The Best of France and Italy
An orchestra is the work of consummate skill. With so many intricate inputs played from individual bodies, conquering a masterpiece is a tedious process of complete harmonious unity. As if normal automobiles weren’t complex enough, setting out to deliberately build a vehicle stuffed with unorthodox technological complexities requires a talented mechanical maestro. Luckily for us, the French madmen of Citroen were able to compose the ultimate flagship GT, known simply as: the SM.
By the time Citroen debuted the SM at the Geneva Auto Show in 1970, the French marque had been mastering unconventional vehicle technology for decades. With the Traction Avant, 2CV, DS, and other models pocketed in their portfolio, Citroen had already proven to be innovated motoring pioneers. By packing the SM with more ingenuity than any Citroen before it, or any vehicle produced for that matter, it’s no wonder the model is still revered today.
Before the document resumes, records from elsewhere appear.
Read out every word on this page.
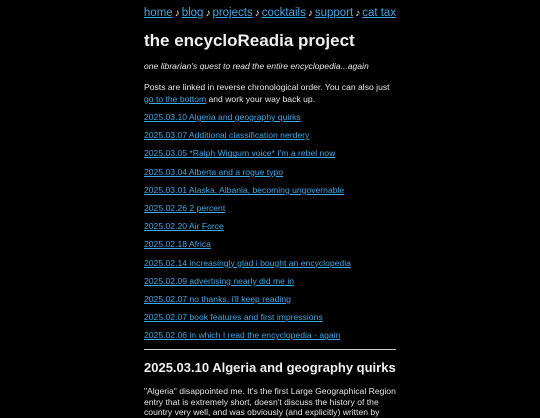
home ♪ blog ♪ projects ♪ cocktails ♪ support ♪ cat tax
the encycloReadia project
one librarian's quest to read the entire encyclopedia...again
Posts are linked in reverse chronological order. You can also just go to the bottom and work your way back up.
2025.03.10 Algeria and geography quirks
2025.03.07 Additional classification nerdery
2025.03.05 *Ralph Wiggum voice* I'm a rebel now
2025.03.04 Alberta and a rogue typo
2025.03.01 Alaska, Albania, becoming ungovernable
2025.02.26 2 percent
2025.02.20 Air Force
2025.02.18 Africa
2025.02.14 increasingly glad i bought an encyclopedia
2025.02.09 advertising nearly did me in
2025.02.07 no thanks, i'll keep reading
2025.02.07 book features and first impressions
2025.02.06 in which I read the encyclopedia - again
2025.03.10 Algeria and geography quirks
"Algeria" disappointed me. It's the first Large Geographical Region entry that is extremely short, doesn't discuss the history of the country very well, and was obviously (and explicitly) written by
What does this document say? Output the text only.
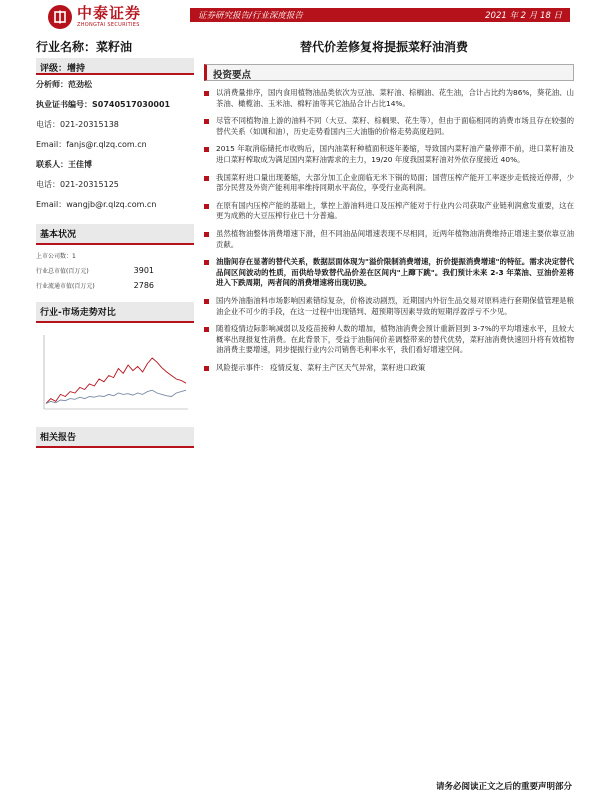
中泰证券
ZHONGTAI SECURITIES
证券研究报告/行业深度报告	2021 年 2 月 18 日
行业名称：菜籽油	替代价差修复将提振菜籽油消费
评级：增持
分析师：范劲松
执业证书编号：S0740517030001
电话：021-20315138
Email：fanjs@r.qlzq.com.cn
联系人：王佳博
电话：021-20315125
Email：wangjb@r.qlzq.com.cn
基本状况
上市公司数：1
行业总市值(百万元)	3901
行业流通市值(百万元)	2786
行业-市场走势对比
相关报告
投资要点
以消费量排序，国内食用植物油品类依次为豆油、菜籽油、棕榈油、花生油，合计占比约为86%，葵花油、山茶油、橄榄油、玉米油、棉籽油等其它油品合计占比14%。
尽管不同植物油上游的油料不同（大豆、菜籽、棕榈果、花生等），但由于面临相同的消费市场且存在较强的替代关系（如调和油），历史走势看国内三大油脂的价格走势高度趋同。
2015 年取消临储托市收购后，国内油菜籽种植面积逐年萎缩，导致国内菜籽油产量停滞不前，进口菜籽油及进口菜籽榨取成为满足国内菜籽油需求的主力，19/20 年度我国菜籽油对外依存度接近 40%。
我国菜籽进口量出现萎缩，大部分加工企业面临无米下锅的局面；国营压榨产能开工率逐步走低接近停滞，少部分民营及外资产能利用率维持同期水平高位，享受行业高利润。
在原有国内压榨产能的基础上，掌控上游油料进口及压榨产能对于行业内公司获取产业链利润愈发重要，这在更为成熟的大豆压榨行业已十分普遍。
虽然植物油整体消费增速下滑，但不同油品间增速表现不尽相同，近两年植物油消费维持正增速主要依靠豆油贡献。
油脂间存在显著的替代关系，数据层面体现为"溢价限制消费增速，折价提振消费增速"的特征。需求决定替代品间区间波动的性质，而供给导致替代品价差在区间内"上蹿下跳"。我们预计未来 2-3 年菜油、豆油价差将进入下跌周期，两者间的消费增速将出现切换。
国内外油脂油料市场影响因素错综复杂，价格波动剧烈，近期国内外衍生品交易对原料进行套期保值管理是粮油企业不可少的手段，在这一过程中出现错判、超预期等因素导致的短期浮盈浮亏不少见。
随着疫情边际影响减弱以及疫苗接种人数的增加，植物油消费会预计重新回到 3-7%的平均增速水平，且较大概率出现报复性消费。在此背景下，受益于油脂间价差调整带来的替代优势，菜籽油消费快速回升将有效植物油消费主要增速，同步提振行业内公司销售毛利率水平，我们看好增速空间。
风险提示事件： 疫情反复、菜籽主产区天气异常，菜籽进口政策
请务必阅读正文之后的重要声明部分
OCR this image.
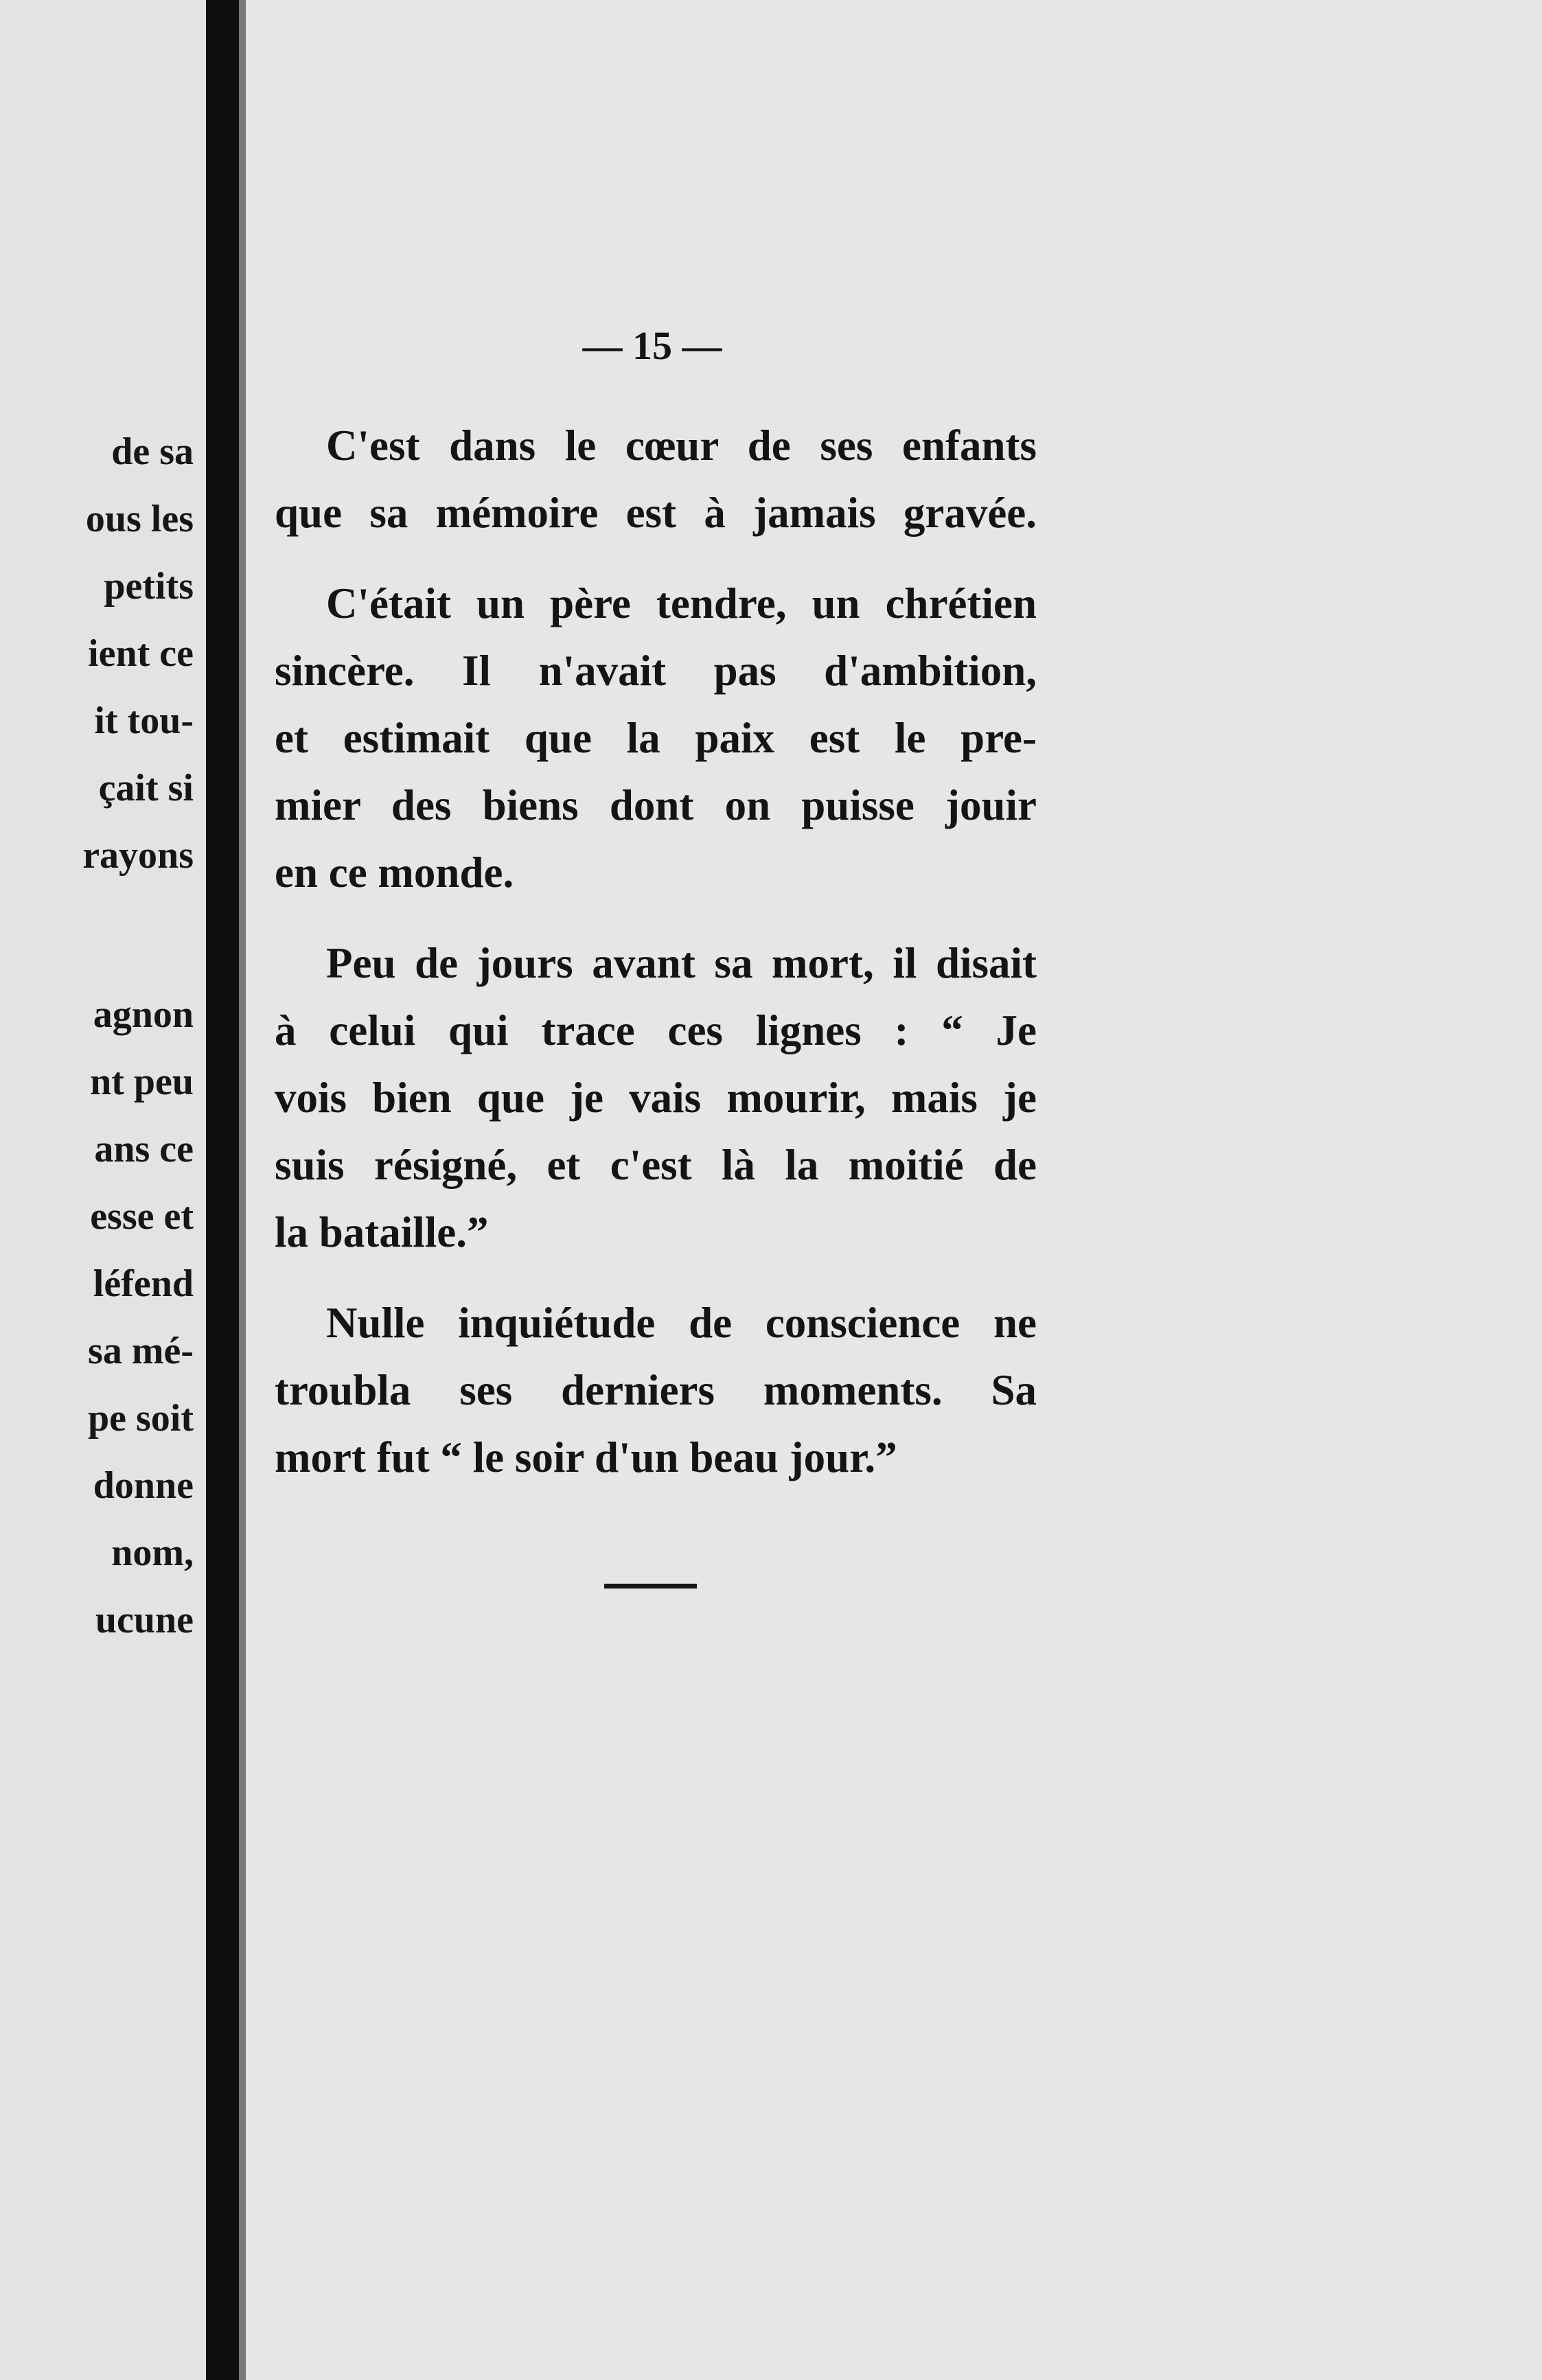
de sa
ous les
petits
ient ce
it tou-
çait si
rayons
agnon
nt peu
ans ce
esse et
léfend
sa mé-
pe soit
donne
nom,
ucune
— 15 —
C'est dans le cœur de ses enfants
que sa mémoire est à jamais gravée.
C'était un père tendre, un chrétien
sincère. Il n'avait pas d'ambition,
et estimait que la paix est le pre-
mier des biens dont on puisse jouir
en ce monde.
Peu de jours avant sa mort, il disait
à celui qui trace ces lignes : “ Je
vois bien que je vais mourir, mais je
suis résigné, et c'est là la moitié de
la bataille.”
Nulle inquiétude de conscience ne
troubla ses derniers moments. Sa
mort fut “ le soir d'un beau jour.”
The SM was essentially meant to be a Grand Touring version of the four door DS while doubling as a platform for Citroen’s newest advancements. Penned by Citroen’s own head of design, Robert Opron, the overall profile closely mirrors the DS’s teardrop canopy with quarter panels covering the rear wheels, but features a Kamm tail assisting in a drag coefficient of just .26 – compare that to, say, the Ferrari 458 Italia’s .33 rating. Love it or hate it, the design is as fresh and striking as it was when new.
Like the DS, the SM suspension offered cloud-like comfort thanks to its hydropneumatic (oleo pneumatic) independent fully adjustable self-leveling suspension. The euro-spec SM headlights self-plane in relation to the desired ride height and also swivel in accordance to steering input.
The SM was an early mass-produced vehicle to offer four-wheel disc brakes. To reduce unsprung mass, the front disc brakes were mounted inboard and cooled by integrated underbody air channels. One of the more intriguing mechanical characteristics is the automated hydraulic pressure bias brake system that self-adjusts to cabin weight distribution to ensure the car doesn’t bow under braking, keeping the car level while stopping – all orchestrated through a highly sensitive brake bulb in place of a traditional pedal. The SM also introduced variable assist power steering with only two turns lock-to-lock – like the brakes, steering input is a delicate operation.
A timeless automobile of mid-to-late century design, the Citroen SM continues to be a prime example of function blended with form. Hosting a number of mechanical and technological breakthroughs, the SM is the past’s fantasized prediction of the future’s automobile – though, in many ways, it seems modern vehicles still can’t match the SM.